# Went To Camping World Today



## shake1969 (Sep 21, 2004)

Got a 22 gallon blue boy for $70. 
Prodigy, (finally) for $117.
Weber Baby Q for $117.

That some good prices, I think. I know the Prodigy was $94.99 on RVwholesalers.com but it was right there on the shelf, calling my name.

Yee haw, can't wait for spring.


----------



## HootBob (Apr 26, 2004)

I wish we had a Camping World in Pa.









Don


----------



## Katrina (Dec 16, 2004)

HootBob said:


> I wish we had a Camping World in Pa.
> 
> 
> 
> ...


No you don't!

Just trust me on this.


----------



## Fire44 (Mar 6, 2005)

The one in NJ isn't that far is it???

Gary


----------



## HootBob (Apr 26, 2004)

This is true Gary
Maybe I'll have to talk DW into itone weekend

Don


----------



## TheDoxieHaus (Feb 14, 2006)

You will love the Baby Q. We got one last summer and it works great, well worth the money$$.


----------



## tdvffjohn (Mar 10, 2005)

Fire44 said:


> The one in NJ isn't that far is it???
> 
> Gary
> [snapback]81938[/snapback]​


We have one in NJ?


----------



## Fire44 (Mar 6, 2005)

There is one down this way....about 15 miles north of the Delaware Memorial Bridge on Rt295....about 1 hour from my house.

You didn't know????

Gary


----------



## tdvffjohn (Mar 10, 2005)

Never knew, but that 3 hrs for me.


----------



## h2oman (Nov 17, 2005)

I'll trade you a Camping World for a Cabela's.


----------



## huntr70 (Jul 8, 2005)

h2oman said:


> I'll trade you a Camping World for a Cabela's.
> [snapback]82184[/snapback]​


Well, they are building them like there is no tomorrow.....

The Hamburg store was the first on the East Coast, they are building another down south a little farther right now.

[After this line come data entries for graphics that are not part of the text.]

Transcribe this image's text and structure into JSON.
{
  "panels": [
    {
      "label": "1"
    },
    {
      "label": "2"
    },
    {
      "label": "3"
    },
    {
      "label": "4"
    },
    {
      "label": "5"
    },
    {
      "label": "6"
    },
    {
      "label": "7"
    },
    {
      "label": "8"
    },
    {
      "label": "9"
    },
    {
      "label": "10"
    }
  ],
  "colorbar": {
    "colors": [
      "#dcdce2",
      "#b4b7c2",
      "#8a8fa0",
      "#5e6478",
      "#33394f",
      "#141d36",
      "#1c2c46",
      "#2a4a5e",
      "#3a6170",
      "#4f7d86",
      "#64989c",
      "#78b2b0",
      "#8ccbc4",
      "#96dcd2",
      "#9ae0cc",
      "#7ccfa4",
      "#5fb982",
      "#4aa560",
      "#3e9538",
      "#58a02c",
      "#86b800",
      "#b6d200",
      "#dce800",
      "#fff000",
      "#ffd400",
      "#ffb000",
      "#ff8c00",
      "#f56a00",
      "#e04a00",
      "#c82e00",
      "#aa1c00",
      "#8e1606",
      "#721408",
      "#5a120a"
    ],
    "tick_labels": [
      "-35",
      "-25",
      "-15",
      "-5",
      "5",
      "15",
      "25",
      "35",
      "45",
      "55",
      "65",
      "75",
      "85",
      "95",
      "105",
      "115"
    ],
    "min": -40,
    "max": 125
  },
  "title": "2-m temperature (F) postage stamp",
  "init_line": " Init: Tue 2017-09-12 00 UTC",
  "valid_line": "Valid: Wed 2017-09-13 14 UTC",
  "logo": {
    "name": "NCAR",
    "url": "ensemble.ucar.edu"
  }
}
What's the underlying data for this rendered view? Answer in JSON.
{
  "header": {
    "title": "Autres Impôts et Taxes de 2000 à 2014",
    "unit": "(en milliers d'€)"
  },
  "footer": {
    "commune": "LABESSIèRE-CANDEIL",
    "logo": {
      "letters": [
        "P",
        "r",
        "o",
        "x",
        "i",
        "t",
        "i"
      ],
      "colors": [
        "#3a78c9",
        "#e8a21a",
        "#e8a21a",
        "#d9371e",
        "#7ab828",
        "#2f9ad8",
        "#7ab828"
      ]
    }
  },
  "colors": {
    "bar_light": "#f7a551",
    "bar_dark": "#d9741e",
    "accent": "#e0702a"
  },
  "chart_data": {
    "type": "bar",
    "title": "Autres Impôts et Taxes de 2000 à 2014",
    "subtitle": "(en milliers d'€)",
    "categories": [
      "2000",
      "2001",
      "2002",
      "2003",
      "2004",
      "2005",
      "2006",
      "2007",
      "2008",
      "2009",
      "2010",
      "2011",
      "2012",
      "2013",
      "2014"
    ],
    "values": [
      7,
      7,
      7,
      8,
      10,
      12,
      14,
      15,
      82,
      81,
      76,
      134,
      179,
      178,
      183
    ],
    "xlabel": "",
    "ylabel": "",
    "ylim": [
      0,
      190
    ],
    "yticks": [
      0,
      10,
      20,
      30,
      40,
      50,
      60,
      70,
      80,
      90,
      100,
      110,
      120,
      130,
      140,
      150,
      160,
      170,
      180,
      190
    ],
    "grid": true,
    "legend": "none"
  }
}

It's probably just a matter of time........

Steve


----------



## HootBob (Apr 26, 2004)

Fire44 said:


> There is one down this way....about 15 miles north of the Delaware Memorial Bridge on Rt295....about 1 hour from my house.
> 
> You didn't know????
> 
> ...


That about a 2 hr drive for me

Don


----------



## Fire44 (Mar 6, 2005)

Rally at Camping World????

Gary


----------



## LateralG (Feb 11, 2006)

huntr70 said:


> h2oman said:
> 
> 
> > I'll trade you a Camping World for a Cabela's.
> ...


I've been told by a reliable source that Cabala's is the leading tourist attraction in Michigan.

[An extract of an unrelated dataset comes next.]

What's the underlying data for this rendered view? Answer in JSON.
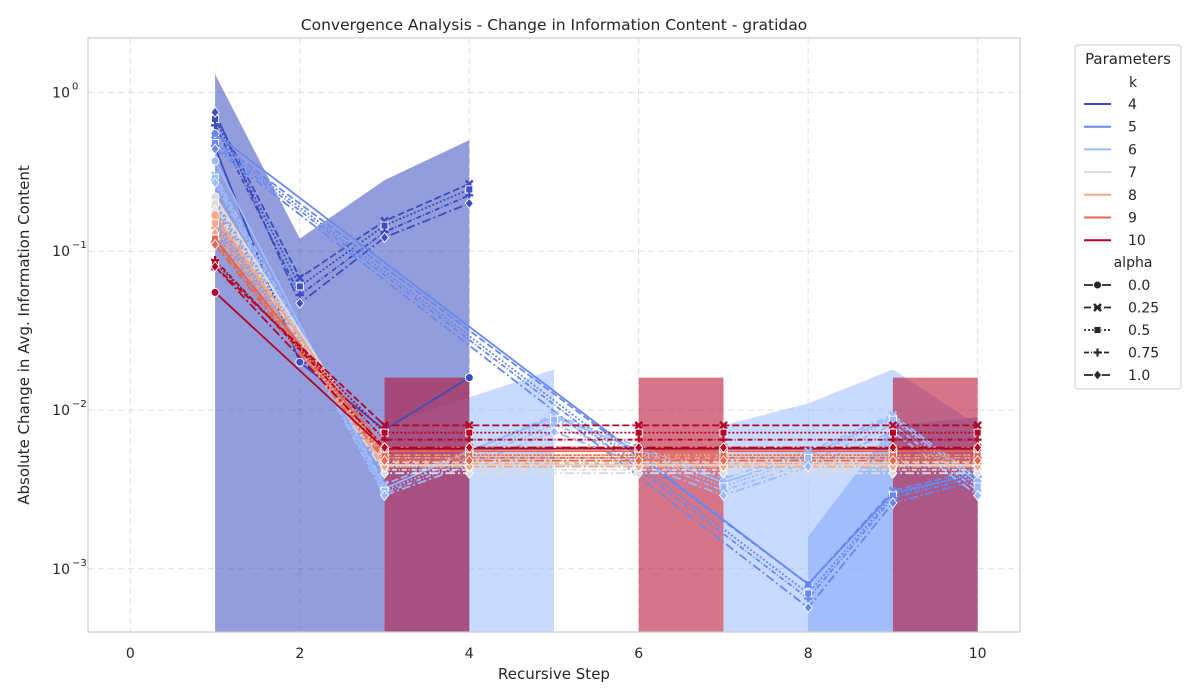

This leaves me wide open for all sorts of Michigan comments. Maybe I'll have another good reason for having moved to Arizona.


----------



## Thor (Apr 7, 2004)

HootBob said:


> Fire44 said:
> 
> 
> > There is one down this way....about 15 miles north of the Delaware Memorial Bridge on Rt295....about 1 hour from my house.
> ...


Don that makes it a 10hrs drive for me. We really do not have a camping world of any kind around my neck of the woods







Best we have are dealers ($$$$) and Canadian Tire (great store but not a RV place)

Thor


----------



## Not Yet (Dec 13, 2004)

They are building a Cadelas in Central NJ, will open spring 07. Went to the Cabelas in PA last Saturday - that place could break me QUICKLY......

I do miss the camping world from when I lived in FL.

Jared


----------



## campmg (Dec 24, 2005)

They will soon be building a Cabelas in Mesa and Bass Pro Shop in Glendale - or the other way around. Already have Camping World.


----------



## HootBob (Apr 26, 2004)

Jared you should have told huntr70 and myself
maybe we could of meet up with you there.

Don


----------



## luv2rv (Jun 21, 2004)

Gotta add my vote for "I love Camping World". Visited the one in Kissimee and spent a bunch of money.

Everything of course was a necessity.

Can't wait to use my new camping mat, install my gas struts for the queen bed. I bought a water pressure regulator ... anyone else using these?

Plus a bunch of other stuff.

Did I mention I love that place?







Oh yeah, made two visits there during my two week stay in Florida.

Wayne


----------



## Golden Mom (Apr 25, 2004)

From my House: Camping World - 17 miles 
Bass Pro Shop - 15 miles

BPS is okay, been there once since it opened in November. Great for all you fisherman and hunters. Poor in the camping area. Mostly set up for tent campers not RV's.

CW - been several times. Had some great sales this winter.








As many of you know, I started a Camping Group at my church. This summer will be our 3rd season. Started with 5 familes. Now we are up to 9 families. Anyway, we have a Winter Outing this Sunday. Going to Dave's Famous BBQ for lunch and shopping at CW afterwards. 
Can't wait!


----------